La réunion, organisée par Frank Elderson, vice-président du Conseil de surveillance de la BCE, a rassemblé "plus de 300 participants issus des secteurs bancaire et public et d'associations représentatives dans le but de partager leurs expériences, échanger des informations disponibles et discuter de défis communs ", a indiqué à l'AFP une source proche du sujet. Elle a par ailleurs "contribué à sensibiliser les acteurs et à soutenir la préparation de plans d'action. Ce dialogue se poursuivra, compte tenu de l’importance du partage d'informations et des actions collaboratives sur ce sujet", a ajouté cette source.

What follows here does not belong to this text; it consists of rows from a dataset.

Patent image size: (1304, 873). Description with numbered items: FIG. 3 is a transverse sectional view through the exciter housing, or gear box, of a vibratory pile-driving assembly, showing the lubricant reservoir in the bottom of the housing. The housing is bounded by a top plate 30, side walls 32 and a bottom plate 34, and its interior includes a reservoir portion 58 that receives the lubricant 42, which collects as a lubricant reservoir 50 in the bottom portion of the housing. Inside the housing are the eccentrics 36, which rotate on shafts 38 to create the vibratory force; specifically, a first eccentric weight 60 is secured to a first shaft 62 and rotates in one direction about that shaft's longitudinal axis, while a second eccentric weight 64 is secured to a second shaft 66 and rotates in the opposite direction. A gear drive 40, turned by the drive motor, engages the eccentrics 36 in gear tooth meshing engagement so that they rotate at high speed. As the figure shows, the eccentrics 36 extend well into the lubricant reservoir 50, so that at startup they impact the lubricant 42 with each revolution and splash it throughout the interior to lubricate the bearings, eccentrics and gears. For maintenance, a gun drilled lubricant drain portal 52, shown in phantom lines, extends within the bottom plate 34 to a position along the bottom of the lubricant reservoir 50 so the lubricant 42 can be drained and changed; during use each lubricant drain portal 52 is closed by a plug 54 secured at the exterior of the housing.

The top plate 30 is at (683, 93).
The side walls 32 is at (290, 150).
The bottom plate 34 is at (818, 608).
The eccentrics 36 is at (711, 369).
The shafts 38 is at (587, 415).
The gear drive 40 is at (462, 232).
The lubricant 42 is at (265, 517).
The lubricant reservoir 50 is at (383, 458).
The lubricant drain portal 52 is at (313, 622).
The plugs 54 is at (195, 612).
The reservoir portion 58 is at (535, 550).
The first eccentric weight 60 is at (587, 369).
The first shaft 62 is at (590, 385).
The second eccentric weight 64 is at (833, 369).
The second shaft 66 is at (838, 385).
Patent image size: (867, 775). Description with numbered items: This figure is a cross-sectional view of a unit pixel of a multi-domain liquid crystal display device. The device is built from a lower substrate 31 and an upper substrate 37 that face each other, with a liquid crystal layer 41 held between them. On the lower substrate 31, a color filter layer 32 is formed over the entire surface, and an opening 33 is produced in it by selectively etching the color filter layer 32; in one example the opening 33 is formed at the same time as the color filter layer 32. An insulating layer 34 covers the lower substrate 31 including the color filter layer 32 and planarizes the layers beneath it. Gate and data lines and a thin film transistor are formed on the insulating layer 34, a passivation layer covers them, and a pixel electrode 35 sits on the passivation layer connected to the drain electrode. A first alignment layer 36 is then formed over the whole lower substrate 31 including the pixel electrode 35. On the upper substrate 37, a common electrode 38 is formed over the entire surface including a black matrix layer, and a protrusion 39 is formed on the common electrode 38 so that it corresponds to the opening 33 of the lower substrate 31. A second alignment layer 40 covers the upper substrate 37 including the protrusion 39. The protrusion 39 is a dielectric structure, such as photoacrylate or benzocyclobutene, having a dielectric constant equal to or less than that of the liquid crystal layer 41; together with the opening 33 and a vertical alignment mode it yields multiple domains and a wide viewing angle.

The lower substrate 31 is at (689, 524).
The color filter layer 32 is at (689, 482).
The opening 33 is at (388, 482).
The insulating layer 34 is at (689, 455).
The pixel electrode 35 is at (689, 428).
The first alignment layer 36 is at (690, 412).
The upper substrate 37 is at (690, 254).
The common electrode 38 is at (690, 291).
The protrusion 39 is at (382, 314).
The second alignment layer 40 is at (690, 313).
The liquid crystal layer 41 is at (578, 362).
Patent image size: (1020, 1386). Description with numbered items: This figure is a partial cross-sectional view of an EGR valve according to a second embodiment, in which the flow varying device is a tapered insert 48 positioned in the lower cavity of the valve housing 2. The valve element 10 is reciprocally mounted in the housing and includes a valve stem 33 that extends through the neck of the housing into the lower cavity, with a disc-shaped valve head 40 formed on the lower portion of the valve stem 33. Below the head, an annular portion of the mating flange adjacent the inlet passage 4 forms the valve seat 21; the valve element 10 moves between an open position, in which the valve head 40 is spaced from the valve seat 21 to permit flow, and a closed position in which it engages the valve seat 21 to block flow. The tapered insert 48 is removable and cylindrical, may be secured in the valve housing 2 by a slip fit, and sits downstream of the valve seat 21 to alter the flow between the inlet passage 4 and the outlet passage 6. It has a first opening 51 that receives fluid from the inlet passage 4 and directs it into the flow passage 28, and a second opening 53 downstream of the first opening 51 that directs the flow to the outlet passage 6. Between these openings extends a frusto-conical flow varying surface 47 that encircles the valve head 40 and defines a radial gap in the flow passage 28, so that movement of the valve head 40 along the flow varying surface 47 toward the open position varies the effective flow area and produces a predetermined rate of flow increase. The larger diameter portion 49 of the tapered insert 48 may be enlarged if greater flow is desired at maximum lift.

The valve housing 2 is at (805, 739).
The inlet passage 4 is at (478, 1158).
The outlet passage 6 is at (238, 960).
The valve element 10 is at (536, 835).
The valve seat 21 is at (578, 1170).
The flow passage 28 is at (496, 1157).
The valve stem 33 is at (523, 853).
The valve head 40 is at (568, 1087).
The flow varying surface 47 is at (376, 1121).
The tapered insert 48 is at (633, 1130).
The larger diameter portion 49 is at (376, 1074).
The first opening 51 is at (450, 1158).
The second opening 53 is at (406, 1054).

"Il existe toute une série de questions liées à la cybersécurité sur lesquelles nous travaillons avec les banques depuis des années et qui restent toutes valables, mais compte tenu des progrès de l'IA, elles doivent être traitées plus rapidement", avait déclaré dimanche Frank Elderson au quotidien britannique Financial Times.
Face à des cyberattaques de plus en plus fréquentes et sophistiquées, la solidité financière des banques ne suffit plus, s'inquiète la BCE: elles doivent aussi être capables d'assurer leur résilience opérationnelle pour continuer à servir leurs clients.
Situation "urgente"
En toile de fond, le modèle Mythos capable de "découvrir et exploiter de manière autonome des vulnérabilités à une vitesse et à une échelle inédites", a expliqué Frank Elderson dans une autre interview réalisée en interne et publiée sur le site de la BCE.
Il peut en outre combiner rapidement de petites failles pour créer des attaques complexes auparavant réservées à des experts , et transformer des correctifs en vulnérabilités exploitables en quelques heures, au lieu de plusieurs semaines. C'est pourquoi la "situation est urgente", selon le banquier central néerlandais.
Les banques de la zone euro n'ont actuellement pas accès à Mythos qui n'a été mis à disposition que d'un nombre limité d'organisations aux États-Unis. "Toutefois, l'absence d'accès ne constitue pas une excuse pour l'inaction", selon Franck Elderson.
La BCE supervise environ 111 des plus grandes banques de la zone euro, y compris les filiales de grandes banques américaines de Wall Street comme JPMorgan Chase, qui ont accès à Mythos.
La cybersécurité met aussi les autorités américaines en alerte : en avril, le ministre américain des Finances Scott Bessent et le président sortant de la Banque centrale des États-Unis (Fed) Jerome Powell ont réuni de grandes banques pour évaluer les risques cyber liés au système d'IA développé par Anthropic.